SAP.iOプログラムは、優れたソフトウェアを構築するスタートアップに投資し、その事業の推進を後押しすることで、初期段階のSAPイノベーションエコシステムを推進します。SAP.iO Fundは、明確なビジョンを持つ初期段階のスタートアップに直接投資するもので、それらのスタートアップがSAPのデータ、API、プラットフォームテクノロジーなどSAP独自の資産を活用できるようにして、SAPのお客様に高い価値を提供します。SAP.iO Foundryは、優れたスタートアップにSAPのデータおよびテクノロジーを利用できるようにするトップレベルのプログラムで、SAPのお客様にアピールする機会も与えられます。

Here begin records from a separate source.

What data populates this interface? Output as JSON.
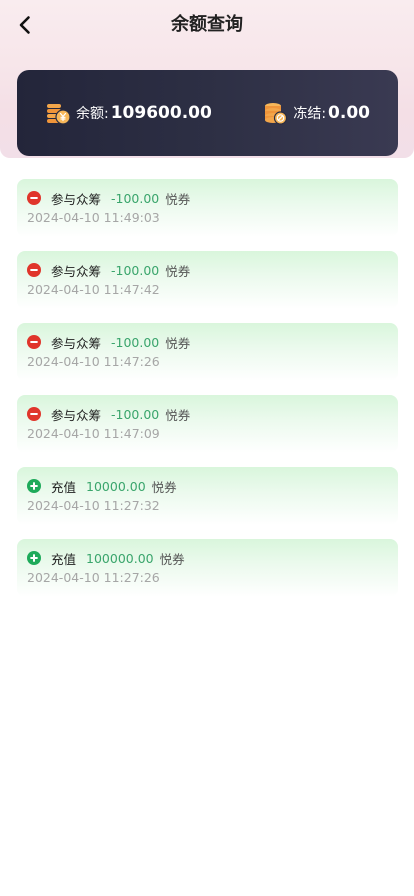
{
  "header": {
    "title": "余额查询"
  },
  "balance_card": {
    "balance_label": "余额:",
    "balance_value": "109600.00",
    "frozen_label": "冻结:",
    "frozen_value": "0.00"
  },
  "colors": {
    "amount_green": "#3aa56c",
    "minus_red": "#e0352b",
    "plus_green": "#1eaa5a",
    "card_dark": "#23253a"
  },
  "records": [
    {
      "type": "minus",
      "icon": "minus-circle-icon",
      "title": "参与众筹",
      "amount": "-100.00",
      "unit": "悦券",
      "time": "2024-04-10 11:49:03"
    },
    {
      "type": "minus",
      "icon": "minus-circle-icon",
      "title": "参与众筹",
      "amount": "-100.00",
      "unit": "悦券",
      "time": "2024-04-10 11:47:42"
    },
    {
      "type": "minus",
      "icon": "minus-circle-icon",
      "title": "参与众筹",
      "amount": "-100.00",
      "unit": "悦券",
      "time": "2024-04-10 11:47:26"
    },
    {
      "type": "minus",
      "icon": "minus-circle-icon",
      "title": "参与众筹",
      "amount": "-100.00",
      "unit": "悦券",
      "time": "2024-04-10 11:47:09"
    },
    {
      "type": "plus",
      "icon": "plus-circle-icon",
      "title": "充值",
      "amount": "10000.00",
      "unit": "悦券",
      "time": "2024-04-10 11:27:32"
    },
    {
      "type": "plus",
      "icon": "plus-circle-icon",
      "title": "充值",
      "amount": "100000.00",
      "unit": "悦券",
      "time": "2024-04-10 11:27:26"
    }
  ]
}
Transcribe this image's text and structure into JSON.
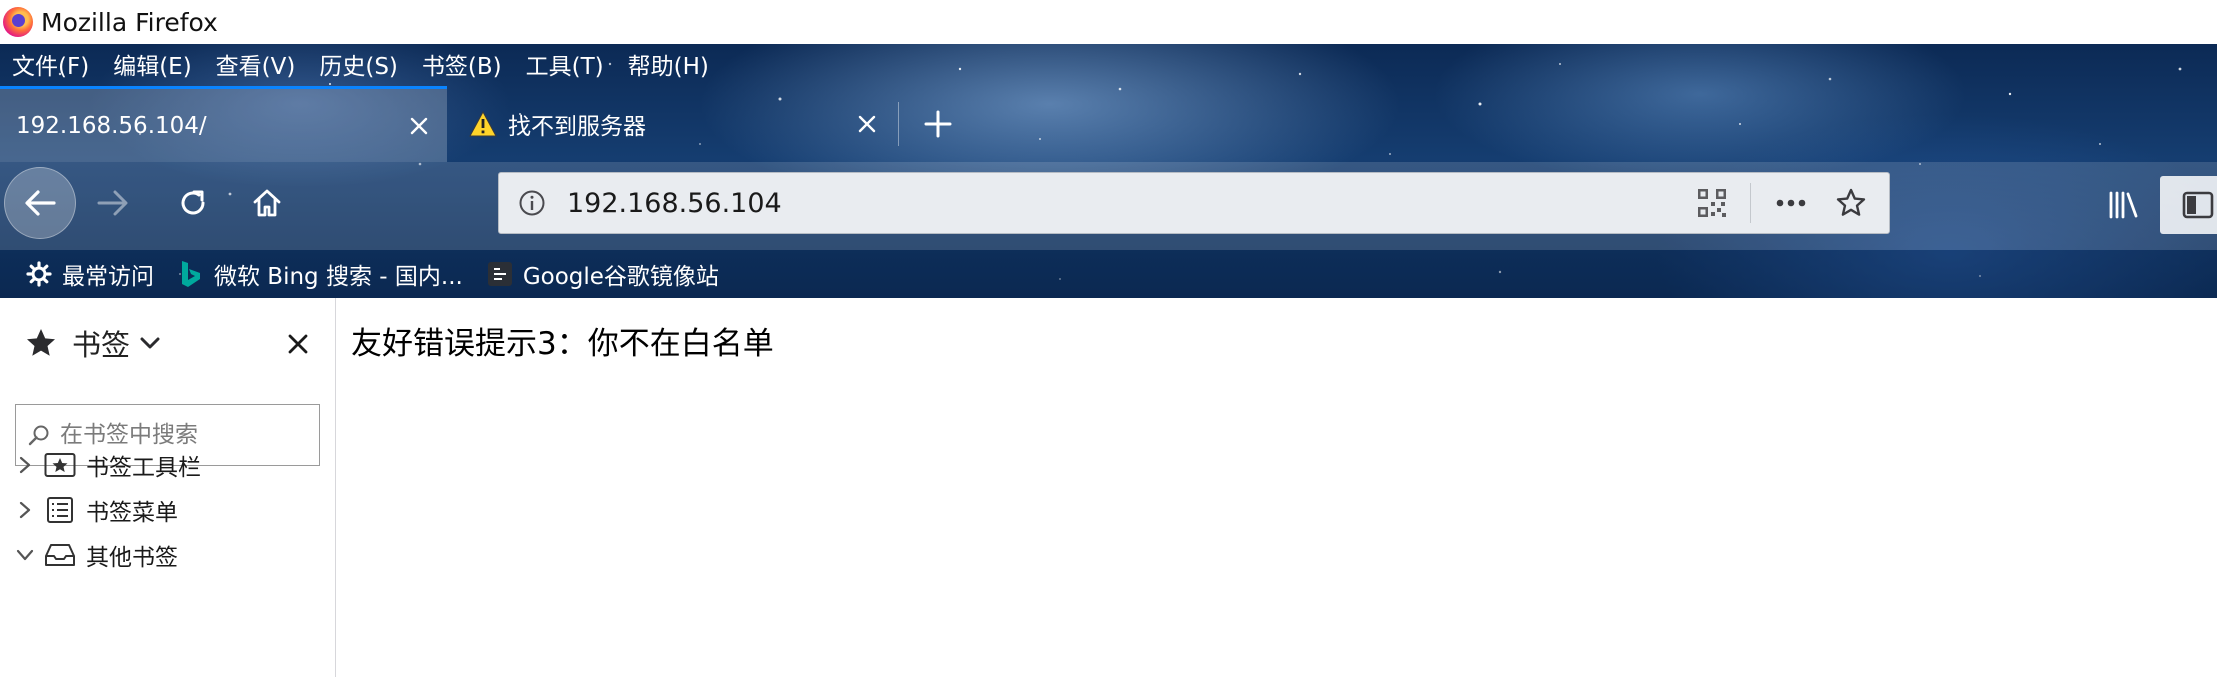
{
  "window": {
    "title": "Mozilla Firefox"
  },
  "menubar": {
    "items": [
      "文件(F)",
      "编辑(E)",
      "查看(V)",
      "历史(S)",
      "书签(B)",
      "工具(T)",
      "帮助(H)"
    ]
  },
  "tabs": [
    {
      "label": "192.168.56.104/",
      "active": true
    },
    {
      "label": "找不到服务器",
      "active": false,
      "icon": "warning-icon"
    }
  ],
  "navbar": {
    "url": "192.168.56.104"
  },
  "bookmarks_toolbar": {
    "items": [
      {
        "label": "最常访问",
        "icon": "gear-icon"
      },
      {
        "label": "微软 Bing 搜索 - 国内...",
        "icon": "bing-icon"
      },
      {
        "label": "Google谷歌镜像站",
        "icon": "site-icon"
      }
    ]
  },
  "sidebar": {
    "title": "书签",
    "search_placeholder": "在书签中搜索",
    "tree": [
      {
        "label": "书签工具栏",
        "expanded": false,
        "icon": "bookmark-toolbar-icon"
      },
      {
        "label": "书签菜单",
        "expanded": false,
        "icon": "bookmark-menu-icon"
      },
      {
        "label": "其他书签",
        "expanded": true,
        "icon": "other-bookmarks-icon"
      }
    ]
  },
  "content": {
    "text": "友好错误提示3：你不在白名单"
  },
  "colors": {
    "accent": "#0a84ff",
    "warning": "#ffd42a"
  }
}
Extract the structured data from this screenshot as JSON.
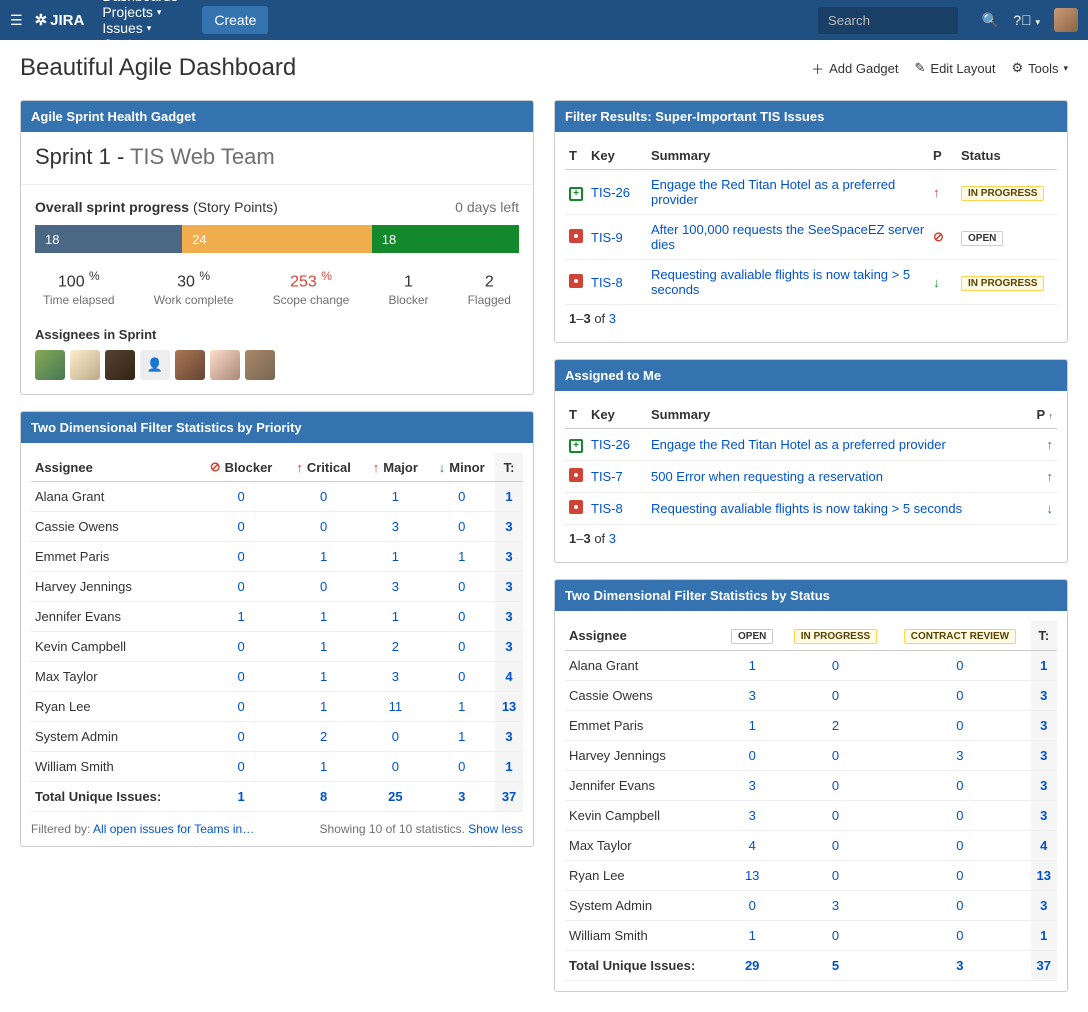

現在、SAP.iO Foundryの拠点が設けられているのは、パリ、ベルリン、テルアビブ、ニューヨーク市、サンフランシスコなどの主要なスタートアップハブです。SAP.iO Venture Studioは、社内の優れた人材を発掘し、お客様の重要な問題解決を実現する新規事業の構築を支援します。

SAPについて
SAPは、エンタープライズ・アプリケーション・ソフトウェアにおけるマーケットリーダーとして、あらゆる業種におけるあらゆる規模の企業を支援しています。
SAPは、企業が市場での優位性を保持するため、バックオフィスや役員会議室、倉庫や店頭で、さらにデスクトップ環境やモバイル環境などにおいて、企業がより効率的に協業を行い、より的確なビジネス判断を行うための様々なソリューションを提供します。
企業が継続的な収益性の高い事業を実現することに貢献するSAPのアプリケーションやサービスは、世界各国およそ413,000社の顧客企業に利用されています。